In 1990-91, Potvin finally turned pro in the Red Wings' chain with Adirondack of the AHL. From the moment that the first puck was dropped, the sturdy winger transformed himself from a college boy to the fisticuffs king of the American League. By the time he left to join the Red Wings for a handful of games near the end of the season, he'd amassed a league leading 365 penalty minutes.
His next two years of professional hockey served to confirm that Potvin wasn't going to catch on in the Motor City as an enforcer. The Wings already had the much-feared Bob Probert on hand. So Potvin bided his time in Adirondack until he was picked up by the L.A. Kings in 1993.
On the West Coast, he faired only marginally better than in Detroit. He got very little ice time and much of that was spent in the penalty box. As such, the Kings traded him to Hartford late in 1993. With the Whalers, Potvin lasted for only 51 games while scoring five points and racking up a whopping 246 penalty minutes. He was released by the club at the end of the campaign.

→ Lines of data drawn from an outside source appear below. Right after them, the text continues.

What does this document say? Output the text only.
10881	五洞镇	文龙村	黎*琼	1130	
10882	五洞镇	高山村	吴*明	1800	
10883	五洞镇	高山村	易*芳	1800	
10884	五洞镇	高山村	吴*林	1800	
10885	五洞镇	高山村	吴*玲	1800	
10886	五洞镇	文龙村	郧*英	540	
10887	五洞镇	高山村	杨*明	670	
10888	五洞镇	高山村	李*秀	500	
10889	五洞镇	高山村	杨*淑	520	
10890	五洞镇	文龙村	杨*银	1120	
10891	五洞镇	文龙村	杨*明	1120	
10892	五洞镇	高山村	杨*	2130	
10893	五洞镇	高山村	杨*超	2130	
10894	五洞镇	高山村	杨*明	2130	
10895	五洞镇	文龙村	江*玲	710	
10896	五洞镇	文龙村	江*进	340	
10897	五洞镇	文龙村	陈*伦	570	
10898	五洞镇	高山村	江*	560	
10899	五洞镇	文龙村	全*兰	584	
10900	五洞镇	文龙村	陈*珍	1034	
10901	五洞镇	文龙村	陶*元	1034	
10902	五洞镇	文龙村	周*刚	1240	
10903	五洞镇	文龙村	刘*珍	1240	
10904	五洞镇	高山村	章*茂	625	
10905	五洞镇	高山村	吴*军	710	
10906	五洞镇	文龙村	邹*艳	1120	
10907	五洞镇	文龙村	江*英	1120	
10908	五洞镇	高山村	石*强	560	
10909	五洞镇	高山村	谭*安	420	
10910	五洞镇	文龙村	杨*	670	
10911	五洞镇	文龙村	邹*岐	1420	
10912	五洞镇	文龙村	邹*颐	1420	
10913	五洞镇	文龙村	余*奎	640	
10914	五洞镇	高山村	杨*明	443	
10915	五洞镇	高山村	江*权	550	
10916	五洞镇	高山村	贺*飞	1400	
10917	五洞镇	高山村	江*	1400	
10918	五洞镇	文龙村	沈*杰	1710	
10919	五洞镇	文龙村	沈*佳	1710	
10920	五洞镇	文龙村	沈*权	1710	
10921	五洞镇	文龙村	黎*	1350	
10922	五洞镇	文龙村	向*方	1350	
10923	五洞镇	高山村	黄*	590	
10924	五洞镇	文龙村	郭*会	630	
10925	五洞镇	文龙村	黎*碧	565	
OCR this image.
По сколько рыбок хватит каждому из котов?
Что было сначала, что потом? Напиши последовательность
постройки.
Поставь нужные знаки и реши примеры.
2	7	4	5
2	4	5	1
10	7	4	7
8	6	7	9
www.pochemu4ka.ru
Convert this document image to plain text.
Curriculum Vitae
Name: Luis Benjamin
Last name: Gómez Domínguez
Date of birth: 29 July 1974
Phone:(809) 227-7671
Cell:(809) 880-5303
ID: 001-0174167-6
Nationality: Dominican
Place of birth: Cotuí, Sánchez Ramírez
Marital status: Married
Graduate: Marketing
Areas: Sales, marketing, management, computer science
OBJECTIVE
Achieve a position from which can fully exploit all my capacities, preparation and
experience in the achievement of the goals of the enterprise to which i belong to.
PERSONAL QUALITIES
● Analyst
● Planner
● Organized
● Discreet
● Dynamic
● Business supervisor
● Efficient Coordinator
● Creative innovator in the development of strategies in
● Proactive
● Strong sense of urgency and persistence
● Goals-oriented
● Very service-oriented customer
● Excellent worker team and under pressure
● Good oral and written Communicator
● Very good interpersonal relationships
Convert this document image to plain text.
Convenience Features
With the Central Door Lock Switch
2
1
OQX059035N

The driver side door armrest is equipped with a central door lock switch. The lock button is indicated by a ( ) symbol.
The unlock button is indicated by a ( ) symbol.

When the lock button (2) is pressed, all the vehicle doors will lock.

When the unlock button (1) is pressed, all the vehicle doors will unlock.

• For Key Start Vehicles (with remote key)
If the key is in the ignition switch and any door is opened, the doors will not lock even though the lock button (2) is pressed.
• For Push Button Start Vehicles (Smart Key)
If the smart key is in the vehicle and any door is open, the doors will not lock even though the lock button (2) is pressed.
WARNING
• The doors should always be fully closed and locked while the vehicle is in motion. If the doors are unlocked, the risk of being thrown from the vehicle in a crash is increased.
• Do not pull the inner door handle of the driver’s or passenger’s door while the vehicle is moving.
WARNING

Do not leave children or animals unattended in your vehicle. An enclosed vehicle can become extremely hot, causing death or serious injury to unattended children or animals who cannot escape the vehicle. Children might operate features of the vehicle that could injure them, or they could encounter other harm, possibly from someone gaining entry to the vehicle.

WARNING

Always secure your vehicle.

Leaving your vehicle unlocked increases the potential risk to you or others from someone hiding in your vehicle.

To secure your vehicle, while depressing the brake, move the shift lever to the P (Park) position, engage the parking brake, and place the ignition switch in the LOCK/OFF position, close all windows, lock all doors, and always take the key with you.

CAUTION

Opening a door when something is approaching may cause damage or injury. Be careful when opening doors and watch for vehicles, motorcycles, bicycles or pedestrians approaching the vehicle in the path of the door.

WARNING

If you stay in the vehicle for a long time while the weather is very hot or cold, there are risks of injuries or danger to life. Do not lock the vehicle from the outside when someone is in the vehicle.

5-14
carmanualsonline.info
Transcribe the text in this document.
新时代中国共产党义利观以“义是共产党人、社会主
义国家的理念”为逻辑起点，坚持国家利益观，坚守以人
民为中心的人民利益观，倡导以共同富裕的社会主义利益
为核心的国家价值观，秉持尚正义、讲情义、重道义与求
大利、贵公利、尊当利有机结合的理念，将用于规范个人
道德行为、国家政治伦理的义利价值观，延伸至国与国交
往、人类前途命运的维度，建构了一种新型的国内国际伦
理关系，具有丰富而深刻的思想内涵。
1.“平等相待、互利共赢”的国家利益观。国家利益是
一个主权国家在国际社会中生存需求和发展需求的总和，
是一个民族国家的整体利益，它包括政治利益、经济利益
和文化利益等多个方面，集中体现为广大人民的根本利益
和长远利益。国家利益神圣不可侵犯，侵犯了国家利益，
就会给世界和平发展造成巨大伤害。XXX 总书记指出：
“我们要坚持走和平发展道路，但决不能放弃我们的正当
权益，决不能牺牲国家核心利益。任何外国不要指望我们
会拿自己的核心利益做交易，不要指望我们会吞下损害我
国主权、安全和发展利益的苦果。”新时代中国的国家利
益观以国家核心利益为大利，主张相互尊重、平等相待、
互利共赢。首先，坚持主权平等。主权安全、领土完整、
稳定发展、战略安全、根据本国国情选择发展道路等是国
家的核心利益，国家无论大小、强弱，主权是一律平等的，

In 1994, he signed as a free agent with the Boston Bruins where he picked up a handful of games over two seasons. Otherwise, he spent the majority of his time with the Providence Reds of the AHL.
In 1996-97, he hooked up with the Portland Pirates for one season before joining the Chicago Wolves of the IHL for his final campaign of pro hockey. After retiring from the game in 1998, Potvin went on to coach in the AHL and UHL.
On January 13, 2006 Marc Potvin was found dead in his Kalamazoo hotel room.